Soon after he returned home, Daniel met the love of his life. He first saw Rebecca Bryan at a wedding, but legend tells a more romantic tale. Daniel was hunting deer at night, the story goes. All at once, he saw the light of a friend’s torch reflected in a pair of startled eyes. As Daniel raised his rifle, a sixth sense told him to hold his fire. In the next instant, Rebecca jumped up and ran off through the woods.

Daniel must have chased after her, for he married Rebecca on August 14, 1756. She was seventeen years old, an attractive girl with black hair and dark eyes. The groom was twenty-one. He stood five feet, eight inches tall, with broad shoulders and chest. Piercing blue eyes studied the world from beneath a mop of dark hair. Thin lips framed a large, mobile mouth. His Cherokee friends called him Wide Mouth.
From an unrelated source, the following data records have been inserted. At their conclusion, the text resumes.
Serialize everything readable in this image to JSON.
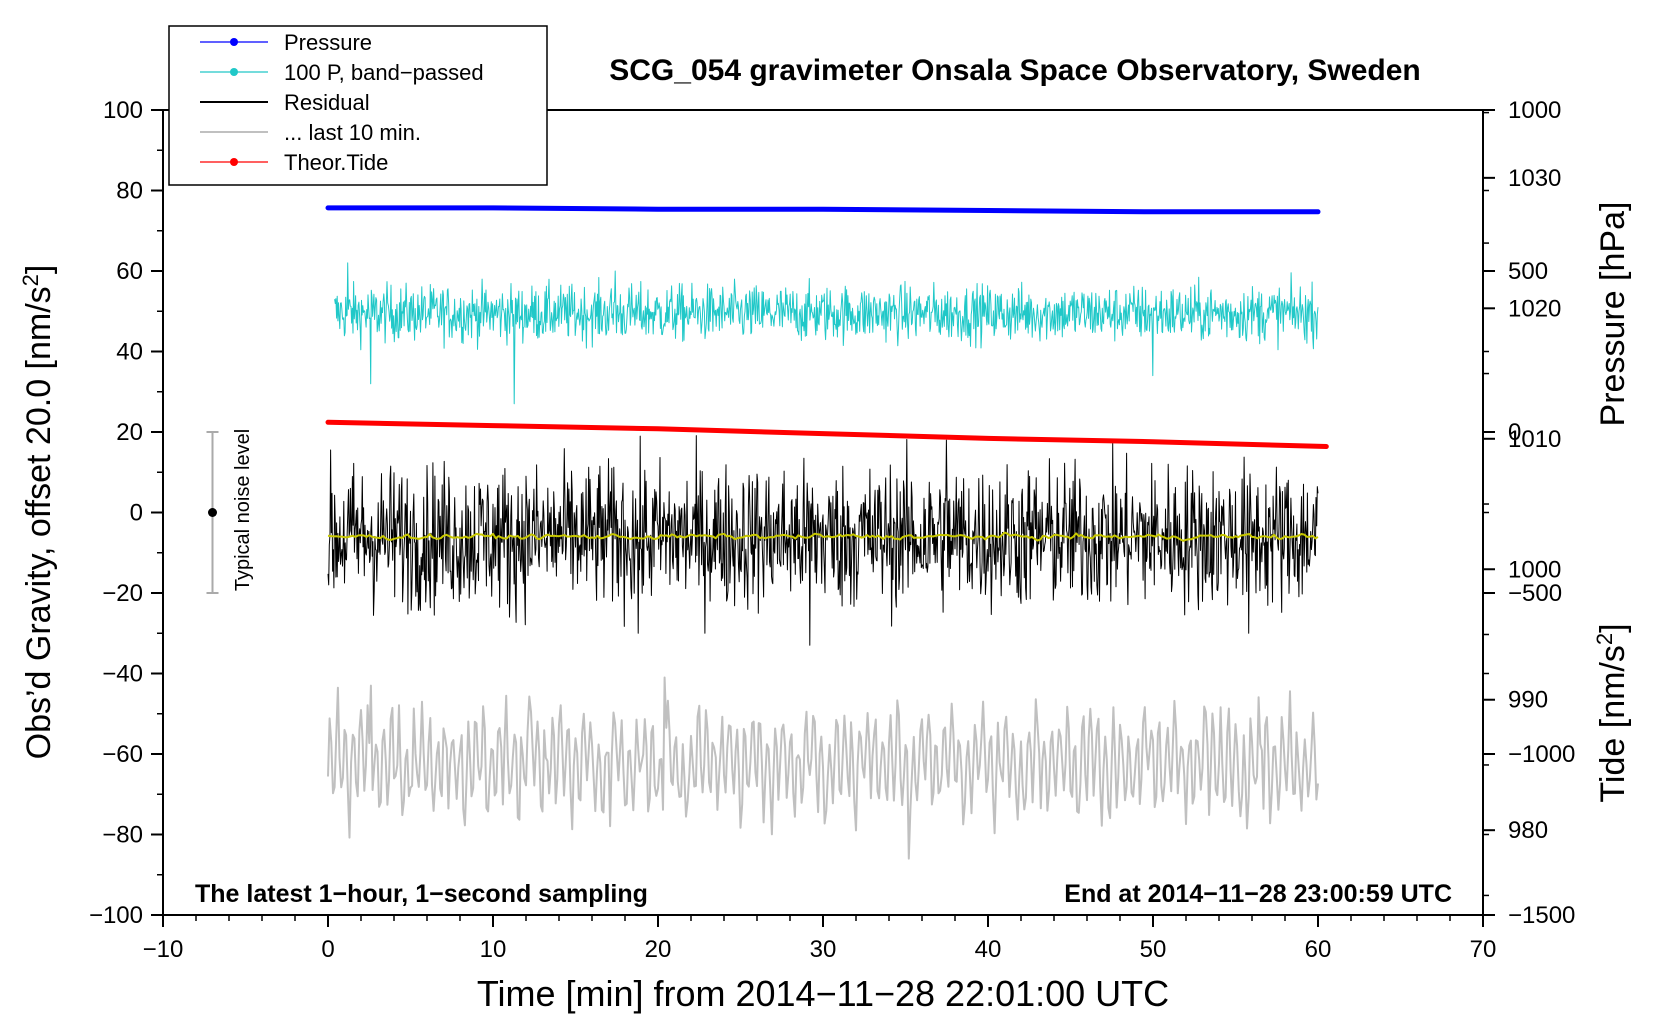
{
  "chart_data": {
    "type": "line",
    "title": "SCG_054 gravimeter Onsala Space Observatory, Sweden",
    "xlabel": "Time [min] from 2014−11−28 22:01:00 UTC",
    "ylabel_left": "Obs’d Gravity, offset 20.0 [nm/s²]",
    "ylabel_right_pressure": "Pressure [hPa]",
    "ylabel_right_tide": "Tide [nm/s²]",
    "xlim": [
      -10,
      70
    ],
    "ylim_left": [
      -100,
      100
    ],
    "pressure_axis_range": [
      973.5,
      1035.2
    ],
    "tide_axis_range": [
      -1500,
      1000
    ],
    "x_ticks": [
      "−10",
      "0",
      "10",
      "20",
      "30",
      "40",
      "50",
      "60",
      "70"
    ],
    "y_ticks_left": [
      "100",
      "80",
      "60",
      "40",
      "20",
      "0",
      "−20",
      "−40",
      "−60",
      "−80",
      "−100"
    ],
    "pressure_ticks": [
      "1030",
      "1020",
      "1010",
      "1000",
      "990",
      "980"
    ],
    "tide_ticks": [
      "1000",
      "500",
      "0",
      "−500",
      "−1000",
      "−1500"
    ],
    "legend": {
      "position": "top-left",
      "entries": [
        {
          "label": "Pressure",
          "color": "#0000ff",
          "marker": true
        },
        {
          "label": "100 P, band−passed",
          "color": "#20c8c8",
          "marker": true
        },
        {
          "label": "Residual",
          "color": "#000000",
          "marker": false
        },
        {
          "label": "... last 10 min.",
          "color": "#c0c0c0",
          "marker": false
        },
        {
          "label": "Theor.Tide",
          "color": "#ff0000",
          "marker": true
        }
      ]
    },
    "series": [
      {
        "name": "Pressure",
        "axis": "pressure",
        "color": "#0000ff",
        "style": "thick-line",
        "x": [
          0,
          10,
          20,
          30,
          40,
          50,
          60
        ],
        "y": [
          1027.7,
          1027.7,
          1027.6,
          1027.6,
          1027.5,
          1027.4,
          1027.4
        ]
      },
      {
        "name": "100 P, band−passed",
        "axis": "left",
        "color": "#20c8c8",
        "style": "noise",
        "x_range": [
          0.4,
          60
        ],
        "center": 49.5,
        "amplitude": 3.5,
        "spikes": [
          {
            "x": 1.2,
            "y": 62
          },
          {
            "x": 2.6,
            "y": 32
          },
          {
            "x": 11.3,
            "y": 27
          },
          {
            "x": 17.4,
            "y": 60
          },
          {
            "x": 50.0,
            "y": 63
          },
          {
            "x": 50.0,
            "y": 34
          }
        ]
      },
      {
        "name": "Residual",
        "axis": "left",
        "color": "#000000",
        "style": "noise",
        "x_range": [
          0,
          60
        ],
        "center": -6,
        "amplitude": 9,
        "spikes": [
          {
            "x": 37.5,
            "y": 18
          },
          {
            "x": 29.2,
            "y": -33
          },
          {
            "x": 18.8,
            "y": -30
          },
          {
            "x": 55.8,
            "y": -30
          },
          {
            "x": 11.0,
            "y": -26
          }
        ]
      },
      {
        "name": "Smoothed residual",
        "axis": "left",
        "color": "#c8c800",
        "style": "noise-smooth",
        "x_range": [
          0,
          60
        ],
        "center": -6,
        "amplitude": 0.7
      },
      {
        "name": "... last 10 min.",
        "axis": "left",
        "color": "#c0c0c0",
        "style": "oscillation",
        "x_range": [
          0,
          60
        ],
        "center": -62,
        "amplitude": 12,
        "spikes": [
          {
            "x": 2.6,
            "y": -43
          },
          {
            "x": 20.4,
            "y": -41
          },
          {
            "x": 35.2,
            "y": -86
          }
        ]
      },
      {
        "name": "Theor.Tide",
        "axis": "tide",
        "color": "#ff0000",
        "style": "thick-line",
        "x": [
          0,
          10,
          20,
          30,
          40,
          50,
          60.5
        ],
        "y": [
          30,
          20,
          10,
          -5,
          -20,
          -30,
          -45
        ]
      }
    ],
    "noise_bar": {
      "label": "Typical noise level",
      "x": -7,
      "y_low": -20,
      "y_high": 20,
      "center": 0
    },
    "annotations": {
      "bottom_left": "The latest 1−hour, 1−second sampling",
      "bottom_right": "End at 2014−11−28 23:00:59 UTC"
    }
  }
}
The newlyweds moved into a snug cabin on Sugar Creek. Rebecca proved to be an able helpmate. When Daniel went hunting, she took over the farmwork. In time, she would also give birth to six sons and four daughters. Their first child, James, was born in 1757.

Image Credit: Library of Congress Prints and Photographs

This illustration depicts General Braddock’s defeat during the French and Indian War in 1755. Daniel Boone barely escaped the ambush. After his wagon was destroyed during the British retreat, he cut his lead horse loose and rode it to safety.

For ten years, the Boones lived a quiet life. Daniel raised crops on a 640-acre farm. In the fall and early winter, he left for his long hunts. One hunting trip in 1760 took him into eastern Tennessee. Years later, someone found a beech tree there with deeply inscribed letters. The carving read: D. Boon cilled a Bar on tree in the year 1760. Some argue that it is a fake. Daniel, they say, never misspelled his own name.

By the mid-1760s, Daniel was growing restless. Game was growing scarce as settlers flooded into the Yadkin Valley. In 1765, he trekked to Florida to check out Spain’s offer of free land. The hunting was poor, and the swamps bred swarms of insects. Despite these drawbacks, Daniel talked to Rebecca about moving. She refused to leave her family and friends.

In 1769, John Finley stopped by the Boone cabin. Daniel had not forgotten his friend’s stories of Kentucky. Now he wanted to see the paradise for himself. On May 1, Daniel led Finley and four friends westward. The men passed through the Cumberland Gap on an American Indian trail called the Warrior’s Trace. A few weeks later, Daniel stood on a hilltop north of the Kentucky River. There he gazed for the first time at “the beautiful [land] of Kentucke.”